Взгляд сместился дальше, на шумную группу местной молодежи. Студенты или старшеклассники, гомонят, веселятся, кто-то уселся на перила и позирует, кто-то смеется в стороне. У девушек длинные волосы распущены по плечам – всех цветов от блонд до черного, у одной с разноцветными прядками, глаза у девчат подведены, яркая косметика на лицах. Пара парней тоже выделяются волосами – у одного блондина собраны в пучок на затылке, у другого волосы... ярко-зеленые. Наряды тоже вразнобой: у кого-то безразмерные майки, у кого-то облегающие топики и милые сарафанчики с узкими бретельками. На последних взгляд застопорился. Потом пополз ниже, с удивлением разглядывая стройные ножки девчонок и их голые коленки. И такая разная обувь: у кого-то толстые белые кроссовки, у кого-то открытые босоножки на шпильках, у парней объемные кроссы разноцветные, особенно выделялась ярко-желтая с красным обувь того парня, что с зелеными волосами.
Взгляд сместился дальше, на проезжающие машины, но тут же метнулся обратно, к девчонкам. Вернее, к их коленкам.
– Артам! – прошуршал кто-то недовольно, опять заставляя Хелен вздрогнуть.

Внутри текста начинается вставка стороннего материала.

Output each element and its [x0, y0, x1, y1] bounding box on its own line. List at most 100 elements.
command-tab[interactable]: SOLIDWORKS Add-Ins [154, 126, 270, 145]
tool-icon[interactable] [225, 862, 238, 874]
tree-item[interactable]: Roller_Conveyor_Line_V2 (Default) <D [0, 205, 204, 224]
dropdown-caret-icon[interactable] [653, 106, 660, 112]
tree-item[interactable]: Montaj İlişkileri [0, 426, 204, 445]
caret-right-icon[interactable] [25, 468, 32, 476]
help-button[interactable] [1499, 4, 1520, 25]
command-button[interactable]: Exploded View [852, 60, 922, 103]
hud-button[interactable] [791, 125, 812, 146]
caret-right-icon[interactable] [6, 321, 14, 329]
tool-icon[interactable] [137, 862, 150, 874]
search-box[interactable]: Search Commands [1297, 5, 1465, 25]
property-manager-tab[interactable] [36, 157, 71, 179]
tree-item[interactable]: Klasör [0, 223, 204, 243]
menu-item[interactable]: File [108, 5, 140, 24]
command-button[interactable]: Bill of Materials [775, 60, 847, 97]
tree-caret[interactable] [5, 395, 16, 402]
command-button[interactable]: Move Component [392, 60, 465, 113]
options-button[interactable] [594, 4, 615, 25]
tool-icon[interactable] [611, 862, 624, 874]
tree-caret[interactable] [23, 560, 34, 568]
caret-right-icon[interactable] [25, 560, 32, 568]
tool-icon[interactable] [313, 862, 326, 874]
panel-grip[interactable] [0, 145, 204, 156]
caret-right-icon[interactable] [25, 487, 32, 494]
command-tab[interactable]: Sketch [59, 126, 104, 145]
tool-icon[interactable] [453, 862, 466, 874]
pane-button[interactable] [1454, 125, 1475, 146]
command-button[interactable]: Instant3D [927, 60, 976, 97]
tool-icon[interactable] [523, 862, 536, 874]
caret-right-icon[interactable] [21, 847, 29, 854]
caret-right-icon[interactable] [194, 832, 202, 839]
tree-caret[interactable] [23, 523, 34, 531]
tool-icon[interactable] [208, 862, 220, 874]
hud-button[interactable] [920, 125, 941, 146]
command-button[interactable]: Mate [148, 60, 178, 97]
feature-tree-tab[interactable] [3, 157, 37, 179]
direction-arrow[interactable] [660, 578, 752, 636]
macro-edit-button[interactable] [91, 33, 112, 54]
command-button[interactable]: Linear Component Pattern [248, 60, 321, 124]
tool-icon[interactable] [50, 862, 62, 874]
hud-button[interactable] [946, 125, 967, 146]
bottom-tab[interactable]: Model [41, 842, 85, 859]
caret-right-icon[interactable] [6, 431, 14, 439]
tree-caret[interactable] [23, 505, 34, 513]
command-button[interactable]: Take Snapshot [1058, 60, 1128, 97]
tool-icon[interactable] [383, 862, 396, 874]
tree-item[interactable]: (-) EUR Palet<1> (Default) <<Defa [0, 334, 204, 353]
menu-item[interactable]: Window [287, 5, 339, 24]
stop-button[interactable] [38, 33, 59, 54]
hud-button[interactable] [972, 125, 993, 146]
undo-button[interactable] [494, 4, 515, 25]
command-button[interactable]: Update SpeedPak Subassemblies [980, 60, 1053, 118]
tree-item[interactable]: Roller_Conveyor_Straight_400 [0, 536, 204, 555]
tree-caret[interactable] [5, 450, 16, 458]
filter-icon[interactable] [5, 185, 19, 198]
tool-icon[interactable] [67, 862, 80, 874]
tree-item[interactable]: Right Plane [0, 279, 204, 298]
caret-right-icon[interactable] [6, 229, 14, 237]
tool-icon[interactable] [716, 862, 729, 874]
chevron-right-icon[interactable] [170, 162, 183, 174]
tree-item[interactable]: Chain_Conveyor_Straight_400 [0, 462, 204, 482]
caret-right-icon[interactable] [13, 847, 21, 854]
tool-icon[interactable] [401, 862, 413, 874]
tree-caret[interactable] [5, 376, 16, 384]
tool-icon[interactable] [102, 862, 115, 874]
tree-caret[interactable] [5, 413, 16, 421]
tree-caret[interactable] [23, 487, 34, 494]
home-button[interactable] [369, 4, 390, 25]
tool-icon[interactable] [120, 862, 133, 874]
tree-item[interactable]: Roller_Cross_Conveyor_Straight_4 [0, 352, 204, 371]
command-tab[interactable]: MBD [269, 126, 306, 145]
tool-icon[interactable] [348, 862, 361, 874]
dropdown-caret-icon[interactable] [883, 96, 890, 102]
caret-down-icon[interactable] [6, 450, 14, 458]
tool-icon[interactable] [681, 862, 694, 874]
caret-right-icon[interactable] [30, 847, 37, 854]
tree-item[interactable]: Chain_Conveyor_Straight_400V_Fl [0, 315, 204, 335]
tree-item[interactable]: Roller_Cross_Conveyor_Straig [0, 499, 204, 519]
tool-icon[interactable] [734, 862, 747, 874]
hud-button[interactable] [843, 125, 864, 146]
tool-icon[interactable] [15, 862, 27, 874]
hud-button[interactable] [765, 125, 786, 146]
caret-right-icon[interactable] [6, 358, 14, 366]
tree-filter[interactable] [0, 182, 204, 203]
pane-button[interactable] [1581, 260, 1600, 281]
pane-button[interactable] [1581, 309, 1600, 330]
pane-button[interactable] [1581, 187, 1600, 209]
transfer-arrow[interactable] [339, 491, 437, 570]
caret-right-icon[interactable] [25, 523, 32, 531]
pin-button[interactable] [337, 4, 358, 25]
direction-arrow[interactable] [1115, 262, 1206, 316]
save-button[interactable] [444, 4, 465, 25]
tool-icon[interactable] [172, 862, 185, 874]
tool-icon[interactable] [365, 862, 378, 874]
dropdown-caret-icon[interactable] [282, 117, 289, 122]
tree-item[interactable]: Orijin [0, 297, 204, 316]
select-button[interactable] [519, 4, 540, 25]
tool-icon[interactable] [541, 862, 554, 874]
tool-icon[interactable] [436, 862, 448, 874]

– Что вы едите? – спросил тот же голос, уже непосредственно к ней обращаясь.
Как что? Еду.
И вот она уже около магазина, стеклянные двери которого разъехались перед ней. Берет пластиковую корзинку и заходит в большущий зал, залитый светом, заставленный бесконечными стеллажами и холодильными зонам. Идет по светлой плитке, крутит головой, разглядывая яркие упаковки на полках, что-то берет и складывает в свою корзину. Замирает перед открытыми полками холодильника и с удивлением разглядывает ряды прозрачных бутылок с молочкой. Даже коснулась одной из бутылок, потрясла, чуть сжала податливый пластик, за котором плескалось белая жидкость.
– Это не стекло? – спросил кто-то рядом.
– Нет, – согласилась Хелен и поставила молоко на место, с каким-то удивлением оглядываясь по сторонам.
С еще большим удивлением заглянула в свою корзину, полную упаковок, и решила, что ей нужно фрукты взять. Пошла в нужный отдел, сама взвесила, выбирая на экране картинки с нужным товаром, прилепила вылезший кусок бумаги к прозрачному пакету, в котором виднелись красные яблоки.